Europe’s inflation rate fell by the most in almost two decades and unemployment increased, adding to pressure on the European Central Bank to continue cutting interest rates to battle the recession.

Inflation in the euro area slowed to 2.1 percent in November from 3.2 percent in October, the European Union’s statistics office in Luxembourg said today. The drop is the biggest since at least 1991 and puts the inflation rate at the lowest in more than a year.

The Frankfurt-based ECB has already cut its benchmark rate by 100 basis points in two moves since early October, part of a wave of reductions by central banks around the globe as they combat the worst financial crisis since the Great Depression. The drop this month brings euro-area inflation close to the ECB limit of just under 2 percent, which it has exceeded every month since September 2007.

Oil prices have dropped by almost two-thirds since reaching a record close to $150 a barrel in July. Crude oil was at $53.67 today, down 21 percent this month alone.

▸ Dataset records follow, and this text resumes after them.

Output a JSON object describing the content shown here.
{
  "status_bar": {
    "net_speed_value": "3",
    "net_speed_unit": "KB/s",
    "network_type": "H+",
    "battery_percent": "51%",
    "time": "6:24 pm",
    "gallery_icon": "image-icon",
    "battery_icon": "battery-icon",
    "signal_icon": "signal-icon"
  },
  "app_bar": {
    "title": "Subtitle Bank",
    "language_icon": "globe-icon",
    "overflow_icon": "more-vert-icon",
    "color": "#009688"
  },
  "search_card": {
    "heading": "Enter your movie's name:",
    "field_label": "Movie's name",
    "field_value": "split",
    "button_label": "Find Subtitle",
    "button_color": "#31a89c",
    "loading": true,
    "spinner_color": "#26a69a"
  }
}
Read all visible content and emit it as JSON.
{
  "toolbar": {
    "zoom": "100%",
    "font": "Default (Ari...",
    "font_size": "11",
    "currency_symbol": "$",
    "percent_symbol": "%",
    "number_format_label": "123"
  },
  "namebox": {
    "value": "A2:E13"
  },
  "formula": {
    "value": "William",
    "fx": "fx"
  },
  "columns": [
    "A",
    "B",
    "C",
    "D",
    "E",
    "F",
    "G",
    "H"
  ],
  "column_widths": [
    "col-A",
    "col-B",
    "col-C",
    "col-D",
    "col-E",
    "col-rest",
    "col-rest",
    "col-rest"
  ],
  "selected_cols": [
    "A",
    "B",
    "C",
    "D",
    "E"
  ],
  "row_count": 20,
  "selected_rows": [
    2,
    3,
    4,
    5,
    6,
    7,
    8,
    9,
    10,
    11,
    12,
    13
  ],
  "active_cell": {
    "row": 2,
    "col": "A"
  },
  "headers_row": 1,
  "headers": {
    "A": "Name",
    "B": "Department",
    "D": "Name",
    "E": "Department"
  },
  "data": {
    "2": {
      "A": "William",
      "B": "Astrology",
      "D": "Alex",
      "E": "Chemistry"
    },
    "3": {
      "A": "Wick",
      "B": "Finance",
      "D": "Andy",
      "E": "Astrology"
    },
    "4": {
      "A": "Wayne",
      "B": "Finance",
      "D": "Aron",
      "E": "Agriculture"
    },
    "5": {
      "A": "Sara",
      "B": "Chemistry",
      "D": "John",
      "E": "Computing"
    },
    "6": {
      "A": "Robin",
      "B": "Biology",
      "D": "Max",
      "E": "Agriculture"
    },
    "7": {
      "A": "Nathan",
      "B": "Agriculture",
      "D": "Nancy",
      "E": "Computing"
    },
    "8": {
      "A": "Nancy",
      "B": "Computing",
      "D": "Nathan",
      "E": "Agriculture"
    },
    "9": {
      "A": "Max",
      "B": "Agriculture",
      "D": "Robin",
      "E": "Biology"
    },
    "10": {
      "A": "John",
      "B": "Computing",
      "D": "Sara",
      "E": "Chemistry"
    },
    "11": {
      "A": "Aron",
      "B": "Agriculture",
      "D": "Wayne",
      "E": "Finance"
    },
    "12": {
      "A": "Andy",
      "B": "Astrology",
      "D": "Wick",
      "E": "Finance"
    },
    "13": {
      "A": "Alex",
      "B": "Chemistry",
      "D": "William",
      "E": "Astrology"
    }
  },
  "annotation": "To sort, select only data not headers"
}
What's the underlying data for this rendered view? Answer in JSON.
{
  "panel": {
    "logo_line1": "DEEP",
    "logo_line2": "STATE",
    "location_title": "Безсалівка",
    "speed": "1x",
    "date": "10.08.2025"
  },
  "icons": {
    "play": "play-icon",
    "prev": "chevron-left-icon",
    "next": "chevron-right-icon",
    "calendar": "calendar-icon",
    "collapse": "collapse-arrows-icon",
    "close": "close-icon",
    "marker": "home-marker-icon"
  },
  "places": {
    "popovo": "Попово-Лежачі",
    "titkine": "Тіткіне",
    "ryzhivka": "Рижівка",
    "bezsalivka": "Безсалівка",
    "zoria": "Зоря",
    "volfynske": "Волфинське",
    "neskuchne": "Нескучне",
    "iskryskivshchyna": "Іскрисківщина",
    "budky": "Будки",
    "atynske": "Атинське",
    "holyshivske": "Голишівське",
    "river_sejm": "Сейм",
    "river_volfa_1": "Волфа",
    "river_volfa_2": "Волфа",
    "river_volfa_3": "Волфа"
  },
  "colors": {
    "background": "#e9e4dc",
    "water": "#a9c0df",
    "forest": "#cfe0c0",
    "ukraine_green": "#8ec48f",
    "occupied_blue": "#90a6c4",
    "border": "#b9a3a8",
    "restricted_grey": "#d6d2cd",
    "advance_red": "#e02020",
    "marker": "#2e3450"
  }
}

Investors expect the ECB to lower the benchmark rate by at least 75 basis points at a Dec. 4 meeting from the current 3.25 percent, Eonia forward contracts show. While economists at Fortis Bank and Bank of America all expect to see the ECB reduce the rate by 75 basis points to 2.5 percent, most are sticking to their forecast for a 50 basis-point reduction, according to a survey by Bloomberg News. The median of 53 forecasts is for a cut to 2.75 percent.

A 75 basis-point reduction would take the ECB rate to the lowest since May 2006. The ECB has never cut its key rate by more than 50 basis points since it was founded in 1999 and some council members indicated that they don’t favor larger rate cuts. Austria’s Ewald Nowotny said this week that the ECB should keep some firepower” in reserve.